Posted: June 2nd, 2007, 5:09 pm
by Sookys
A while ago my car's CV joint wrecked so I bought a new one after a few weeks, put it all in, and now as of about 2 weeks ago my car wont start up again. We checked for bad gas, a whole list of things, then we tried a compression test, I think the standard pressure was something around 185 lbs in the repair manual, my car averaged about 50 lbs of pressure. So we thought the timing belt was out, popped everything off, and it was all in place. The only logical explanation in my mind is a blown head gasket, but the car was running fine before it broke, nothing the matter with it other than the CJ joint. I started it about a week after the CV joint broke, it was boggy as hell, just ran like crap, and now yeah, it wont start. Help please? =)
Posted: June 2nd, 2007, 7:15 pm
by Tunes67
Just cause your timing belt is still in place doesnt mean that it hasnt jumped a tooth or two. Its also possible that the timing belt hydraulic tensioner went bad.. unless you really checked the belt well.. I'd go back and take another look at it. Also.. if your averaging 50 PSI on all 6 cylinders.. well.. I might consider 1 blown head gasket.. but blowing both head gaskets in the same manner on both sides of the engine at the same time?
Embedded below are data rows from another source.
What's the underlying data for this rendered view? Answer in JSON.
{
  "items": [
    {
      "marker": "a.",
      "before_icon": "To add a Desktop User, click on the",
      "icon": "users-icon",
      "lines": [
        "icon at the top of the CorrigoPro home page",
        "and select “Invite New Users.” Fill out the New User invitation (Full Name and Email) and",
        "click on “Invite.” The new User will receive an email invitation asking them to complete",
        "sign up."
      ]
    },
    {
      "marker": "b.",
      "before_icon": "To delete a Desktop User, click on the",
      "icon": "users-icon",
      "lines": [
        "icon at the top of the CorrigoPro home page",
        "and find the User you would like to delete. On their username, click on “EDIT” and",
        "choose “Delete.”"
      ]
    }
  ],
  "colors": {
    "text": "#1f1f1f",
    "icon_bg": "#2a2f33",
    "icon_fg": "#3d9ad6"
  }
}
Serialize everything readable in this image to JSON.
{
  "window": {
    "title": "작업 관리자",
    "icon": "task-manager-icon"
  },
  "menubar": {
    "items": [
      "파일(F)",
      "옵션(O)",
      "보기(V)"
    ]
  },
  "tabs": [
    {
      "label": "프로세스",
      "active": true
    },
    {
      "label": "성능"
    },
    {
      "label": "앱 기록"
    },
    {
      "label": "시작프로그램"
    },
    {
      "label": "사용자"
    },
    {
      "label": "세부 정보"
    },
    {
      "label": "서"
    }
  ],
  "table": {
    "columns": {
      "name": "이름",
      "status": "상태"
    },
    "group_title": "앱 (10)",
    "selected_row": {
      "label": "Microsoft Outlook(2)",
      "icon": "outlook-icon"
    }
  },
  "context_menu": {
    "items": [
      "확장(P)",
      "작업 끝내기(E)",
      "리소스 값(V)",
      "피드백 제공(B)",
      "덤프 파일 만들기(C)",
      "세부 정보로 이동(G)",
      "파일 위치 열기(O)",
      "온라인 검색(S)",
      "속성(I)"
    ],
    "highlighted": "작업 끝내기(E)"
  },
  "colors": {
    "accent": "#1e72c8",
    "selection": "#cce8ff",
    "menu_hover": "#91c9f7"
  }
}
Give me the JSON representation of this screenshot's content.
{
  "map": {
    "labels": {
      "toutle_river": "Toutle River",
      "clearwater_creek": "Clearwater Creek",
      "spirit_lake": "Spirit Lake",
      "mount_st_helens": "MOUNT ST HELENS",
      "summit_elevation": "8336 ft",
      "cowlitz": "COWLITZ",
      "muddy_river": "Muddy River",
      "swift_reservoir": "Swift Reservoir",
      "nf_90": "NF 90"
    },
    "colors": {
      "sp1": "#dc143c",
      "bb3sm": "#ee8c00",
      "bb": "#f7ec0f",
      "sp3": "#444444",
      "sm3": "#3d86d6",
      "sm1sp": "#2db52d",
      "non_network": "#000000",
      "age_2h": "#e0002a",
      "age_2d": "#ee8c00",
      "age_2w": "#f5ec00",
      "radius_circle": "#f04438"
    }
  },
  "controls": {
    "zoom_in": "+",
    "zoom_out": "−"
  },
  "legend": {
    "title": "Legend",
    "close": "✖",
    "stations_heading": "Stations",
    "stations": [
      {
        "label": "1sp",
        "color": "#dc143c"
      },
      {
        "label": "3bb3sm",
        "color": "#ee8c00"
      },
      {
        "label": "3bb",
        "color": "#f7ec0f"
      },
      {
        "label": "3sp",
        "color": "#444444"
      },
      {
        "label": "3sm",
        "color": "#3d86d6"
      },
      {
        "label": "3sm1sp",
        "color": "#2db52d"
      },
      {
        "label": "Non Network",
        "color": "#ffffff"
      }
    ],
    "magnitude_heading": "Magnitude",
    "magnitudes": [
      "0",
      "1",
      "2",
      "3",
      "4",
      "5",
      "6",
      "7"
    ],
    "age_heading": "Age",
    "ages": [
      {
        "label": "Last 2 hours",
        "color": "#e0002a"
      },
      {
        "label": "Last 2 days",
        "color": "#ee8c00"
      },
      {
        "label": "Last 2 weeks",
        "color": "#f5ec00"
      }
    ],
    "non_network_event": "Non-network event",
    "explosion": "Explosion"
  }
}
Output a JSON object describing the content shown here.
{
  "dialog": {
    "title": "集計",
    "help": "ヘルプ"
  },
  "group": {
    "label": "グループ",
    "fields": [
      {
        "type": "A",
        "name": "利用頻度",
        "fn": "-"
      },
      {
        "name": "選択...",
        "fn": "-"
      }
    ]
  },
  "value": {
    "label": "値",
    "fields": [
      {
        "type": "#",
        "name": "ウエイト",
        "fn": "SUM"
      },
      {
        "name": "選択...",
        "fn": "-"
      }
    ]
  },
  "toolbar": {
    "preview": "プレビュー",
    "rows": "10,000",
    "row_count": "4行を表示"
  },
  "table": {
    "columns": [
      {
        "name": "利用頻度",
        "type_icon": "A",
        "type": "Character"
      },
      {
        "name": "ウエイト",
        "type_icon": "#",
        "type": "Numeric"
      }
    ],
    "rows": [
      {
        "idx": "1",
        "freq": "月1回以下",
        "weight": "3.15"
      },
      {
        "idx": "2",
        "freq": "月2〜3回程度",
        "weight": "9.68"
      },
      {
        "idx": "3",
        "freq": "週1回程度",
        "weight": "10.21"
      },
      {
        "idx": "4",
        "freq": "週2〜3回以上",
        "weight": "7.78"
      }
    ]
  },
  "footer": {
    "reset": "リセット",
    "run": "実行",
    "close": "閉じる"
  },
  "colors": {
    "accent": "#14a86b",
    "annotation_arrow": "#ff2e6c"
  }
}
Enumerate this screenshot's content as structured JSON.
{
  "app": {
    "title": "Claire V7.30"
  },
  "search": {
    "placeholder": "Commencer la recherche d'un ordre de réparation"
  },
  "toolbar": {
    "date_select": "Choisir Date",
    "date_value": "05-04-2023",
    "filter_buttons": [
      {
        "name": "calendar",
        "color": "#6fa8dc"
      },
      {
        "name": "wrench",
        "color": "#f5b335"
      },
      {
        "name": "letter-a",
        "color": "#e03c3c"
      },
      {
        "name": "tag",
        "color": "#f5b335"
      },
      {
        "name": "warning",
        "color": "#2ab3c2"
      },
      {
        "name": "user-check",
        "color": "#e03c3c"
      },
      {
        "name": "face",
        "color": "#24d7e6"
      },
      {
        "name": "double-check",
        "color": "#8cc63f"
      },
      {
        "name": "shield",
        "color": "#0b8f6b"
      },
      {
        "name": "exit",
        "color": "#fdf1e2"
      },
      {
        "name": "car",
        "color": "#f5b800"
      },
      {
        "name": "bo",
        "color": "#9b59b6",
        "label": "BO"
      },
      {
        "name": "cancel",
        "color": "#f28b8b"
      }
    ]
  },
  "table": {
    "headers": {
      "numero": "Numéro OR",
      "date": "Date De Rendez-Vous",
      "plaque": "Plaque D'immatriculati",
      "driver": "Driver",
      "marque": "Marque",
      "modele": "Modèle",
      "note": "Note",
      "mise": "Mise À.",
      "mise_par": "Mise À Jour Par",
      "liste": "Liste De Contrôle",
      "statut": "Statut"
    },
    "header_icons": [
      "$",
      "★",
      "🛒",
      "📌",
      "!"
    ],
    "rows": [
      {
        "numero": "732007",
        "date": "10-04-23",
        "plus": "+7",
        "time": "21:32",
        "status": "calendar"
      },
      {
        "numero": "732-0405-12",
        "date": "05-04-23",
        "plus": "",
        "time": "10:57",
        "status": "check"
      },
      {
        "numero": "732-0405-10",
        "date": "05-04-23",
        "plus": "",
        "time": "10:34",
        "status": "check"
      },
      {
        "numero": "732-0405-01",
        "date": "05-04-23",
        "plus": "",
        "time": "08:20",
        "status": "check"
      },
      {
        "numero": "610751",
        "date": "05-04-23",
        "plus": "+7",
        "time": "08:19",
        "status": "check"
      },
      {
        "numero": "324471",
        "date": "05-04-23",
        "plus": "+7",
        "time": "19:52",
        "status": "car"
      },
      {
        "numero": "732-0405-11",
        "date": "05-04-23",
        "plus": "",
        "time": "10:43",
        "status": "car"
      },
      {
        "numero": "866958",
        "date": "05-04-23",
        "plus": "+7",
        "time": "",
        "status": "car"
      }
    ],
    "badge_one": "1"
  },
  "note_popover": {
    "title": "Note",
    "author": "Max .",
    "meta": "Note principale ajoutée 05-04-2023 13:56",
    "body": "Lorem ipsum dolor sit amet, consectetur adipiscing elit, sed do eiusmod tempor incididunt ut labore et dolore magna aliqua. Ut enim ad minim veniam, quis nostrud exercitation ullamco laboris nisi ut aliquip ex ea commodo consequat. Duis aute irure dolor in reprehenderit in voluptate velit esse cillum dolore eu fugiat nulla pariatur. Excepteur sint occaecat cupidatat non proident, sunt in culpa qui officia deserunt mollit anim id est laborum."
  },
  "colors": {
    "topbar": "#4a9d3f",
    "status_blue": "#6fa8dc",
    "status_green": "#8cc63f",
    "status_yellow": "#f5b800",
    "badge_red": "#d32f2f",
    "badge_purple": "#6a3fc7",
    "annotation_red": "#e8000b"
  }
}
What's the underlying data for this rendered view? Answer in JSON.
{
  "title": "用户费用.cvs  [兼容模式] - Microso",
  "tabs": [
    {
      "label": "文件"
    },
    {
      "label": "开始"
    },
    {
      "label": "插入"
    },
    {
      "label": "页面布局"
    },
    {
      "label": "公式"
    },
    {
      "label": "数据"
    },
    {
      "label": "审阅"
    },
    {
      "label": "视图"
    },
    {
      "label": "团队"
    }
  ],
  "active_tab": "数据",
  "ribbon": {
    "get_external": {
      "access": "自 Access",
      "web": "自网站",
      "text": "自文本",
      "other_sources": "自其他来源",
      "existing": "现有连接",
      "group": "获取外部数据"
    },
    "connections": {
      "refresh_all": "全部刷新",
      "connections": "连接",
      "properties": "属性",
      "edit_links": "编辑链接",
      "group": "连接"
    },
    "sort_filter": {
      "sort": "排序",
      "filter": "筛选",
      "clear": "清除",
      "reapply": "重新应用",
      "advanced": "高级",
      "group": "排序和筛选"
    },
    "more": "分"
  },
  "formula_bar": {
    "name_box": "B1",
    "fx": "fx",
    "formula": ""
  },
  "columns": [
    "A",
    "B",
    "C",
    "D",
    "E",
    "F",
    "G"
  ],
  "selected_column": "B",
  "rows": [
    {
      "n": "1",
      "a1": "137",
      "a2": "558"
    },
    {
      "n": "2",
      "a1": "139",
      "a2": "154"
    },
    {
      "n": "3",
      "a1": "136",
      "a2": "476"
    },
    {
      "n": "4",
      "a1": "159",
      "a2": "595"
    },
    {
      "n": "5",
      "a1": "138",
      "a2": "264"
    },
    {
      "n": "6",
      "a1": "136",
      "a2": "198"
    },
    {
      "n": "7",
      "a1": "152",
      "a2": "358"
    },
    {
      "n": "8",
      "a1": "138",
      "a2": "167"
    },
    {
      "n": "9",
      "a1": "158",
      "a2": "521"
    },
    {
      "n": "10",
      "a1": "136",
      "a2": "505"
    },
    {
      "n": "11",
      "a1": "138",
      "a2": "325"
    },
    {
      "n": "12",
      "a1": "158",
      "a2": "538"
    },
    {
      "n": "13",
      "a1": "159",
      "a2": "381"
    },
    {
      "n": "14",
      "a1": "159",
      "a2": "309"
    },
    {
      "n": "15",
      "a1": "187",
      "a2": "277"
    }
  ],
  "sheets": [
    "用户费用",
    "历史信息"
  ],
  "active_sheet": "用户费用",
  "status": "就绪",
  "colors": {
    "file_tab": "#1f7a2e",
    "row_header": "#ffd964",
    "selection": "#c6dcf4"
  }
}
Eh.. If that happened.. buy a lotto ticket tomorrow cause thats some damn LONG odds right there. Your timing belt is still your most likely culprit.
Tunes67
Posted: June 6th, 2007, 9:32 pm
by Sookys
Well thats what I meant, the timing belt was all aligned to the right spot, it hadn't skipped any teeth at all, so yeah, low compression but everything is right where it should be.

Posted: June 6th, 2007, 10:23 pm
by lakersfan1
Is it cranking at full speed? If the battery is dying, or something is wonky with the power/starter, you will read very low compression. You need the speed of a healthy starter to get proper compression numbers.
Posted: June 7th, 2007, 10:34 pm
by Sookys
We turned it over the other day to run the compression numbers. It SEEMED to turn over quick enough, I mean, for those numbers it would have to be turning over very slowly, would it not?